Anak balita belumlah memiliki kemampuan berpikir rasional yang baik. Oleh karena itu, mereka lebih banyak belajar dengan cara mencontoh (modelling) dibandingkan dengan cara dinasehati secara rasional. Umumnya tokoh yang menjadi contoh bagi anak dalam hal sikap dan perilaku adalah orangtua, guru ataupun teman sebaya. Namun bila ditinjau lebih dalam, mereka bukanlah satu-satunya sumber contoh bagi anak. Berbagai penelitian telah menemukan indikasi bahwa tontonan anak pun ternyata mempengaruhi sikap dan perilaku anak. Tontonan memberikan pengaruh yang besar bagi anak balita bukanlah semata-mata karena tontonan dikemas secara menarik, tetapi juga karena anak balita sedang mengalami proses perkembangan pemahaman akan sikap dan perilaku terhadap berbagai hal yang ada dalam kesehariannya.

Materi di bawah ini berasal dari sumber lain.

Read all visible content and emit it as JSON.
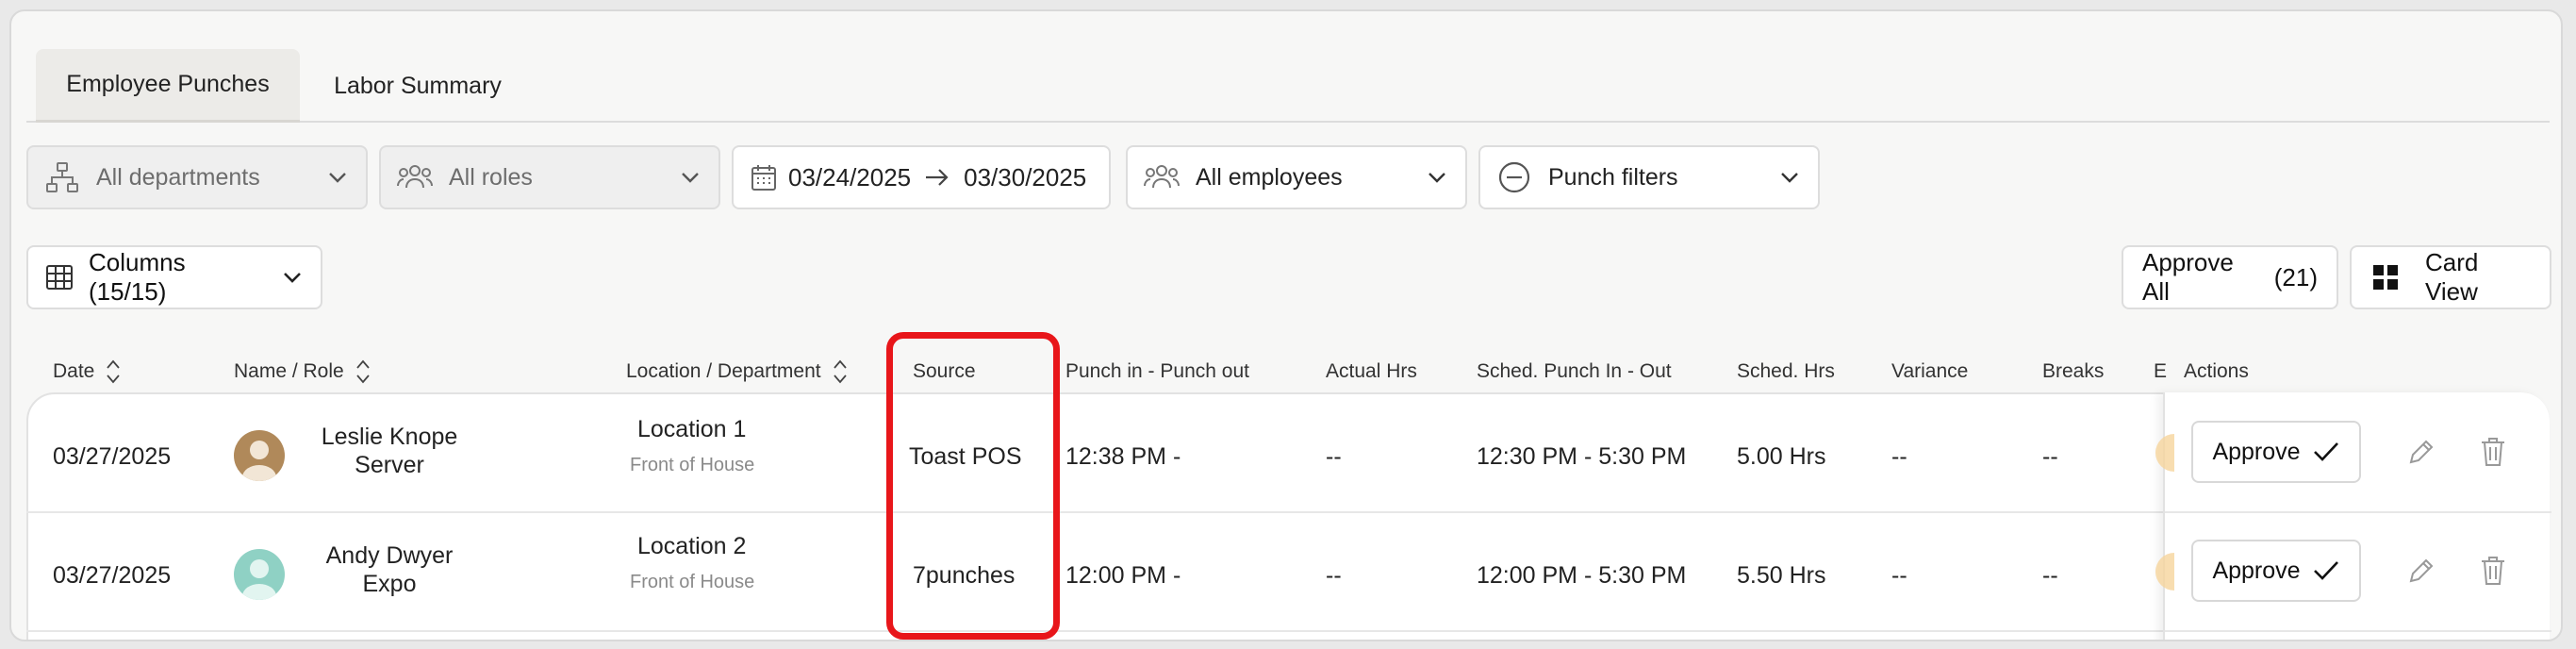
{
  "tabs": {
    "employee_punches": "Employee Punches",
    "labor_summary": "Labor Summary"
  },
  "filters": {
    "departments": "All departments",
    "roles": "All roles",
    "date_start": "03/24/2025",
    "date_end": "03/30/2025",
    "employees": "All employees",
    "punch_filters": "Punch filters"
  },
  "toolbar": {
    "columns": "Columns (15/15)",
    "approve_all": "Approve All",
    "approve_all_count": "(21)",
    "card_view": "Card View"
  },
  "table": {
    "headers": {
      "date": "Date",
      "name_role": "Name / Role",
      "location_department": "Location / Department",
      "source": "Source",
      "punch": "Punch in - Punch out",
      "actual_hrs": "Actual Hrs",
      "sched_punch": "Sched. Punch In - Out",
      "sched_hrs": "Sched. Hrs",
      "variance": "Variance",
      "breaks": "Breaks",
      "truncated": "E",
      "actions": "Actions"
    },
    "rows": [
      {
        "date": "03/27/2025",
        "name": "Leslie Knope",
        "role": "Server",
        "location": "Location 1",
        "department": "Front of House",
        "source": "Toast POS",
        "punch": "12:38 PM -",
        "actual_hrs": "--",
        "sched_punch": "12:30 PM - 5:30 PM",
        "sched_hrs": "5.00 Hrs",
        "variance": "--",
        "breaks": "--",
        "approve": "Approve",
        "avatar_color": "#b0895a"
      },
      {
        "date": "03/27/2025",
        "name": "Andy Dwyer",
        "role": "Expo",
        "location": "Location 2",
        "department": "Front of House",
        "source": "7punches",
        "punch": "12:00 PM -",
        "actual_hrs": "--",
        "sched_punch": "12:00 PM - 5:30 PM",
        "sched_hrs": "5.50 Hrs",
        "variance": "--",
        "breaks": "--",
        "approve": "Approve",
        "avatar_color": "#8fd1c4"
      }
    ]
  },
  "highlight_color": "#e8161a"
}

Sebuah penelitian menemukan bahwa aktivitas anak-anak kota yang terbanyak, setelah tidur, adalah aktivitas yang terkait dengan layar, baik layar televisi, komputer, tablet maupun telepon genggam. Rata-rata anak balita menghabiskan waktu layar sebanyak 3.5 jam per hari. Bila dibandingkan dengan waktu yang dihabiskan anak balita untuk melakukan aktivitas fisik yang setara dengan olahraga, kesenjangannya sangatlah besar, karena rata-rata anak balita hanya menghabiskan 60 menit seminggu untuk aktivitas yang demikian. Dengan demikian, tidaklah mengherankan bila semakin banyak anak balita yang tumbuh menjadi anak dan remaja yang mengalami obsesitas. Bahkan sebuah penelitian telah mengindikasikan bahwa untuk setiap tambahan 1 jam waktu layar, resiko obesitas anak meningkat sebanyak 2% (Dietz & Gortmaker, 1985).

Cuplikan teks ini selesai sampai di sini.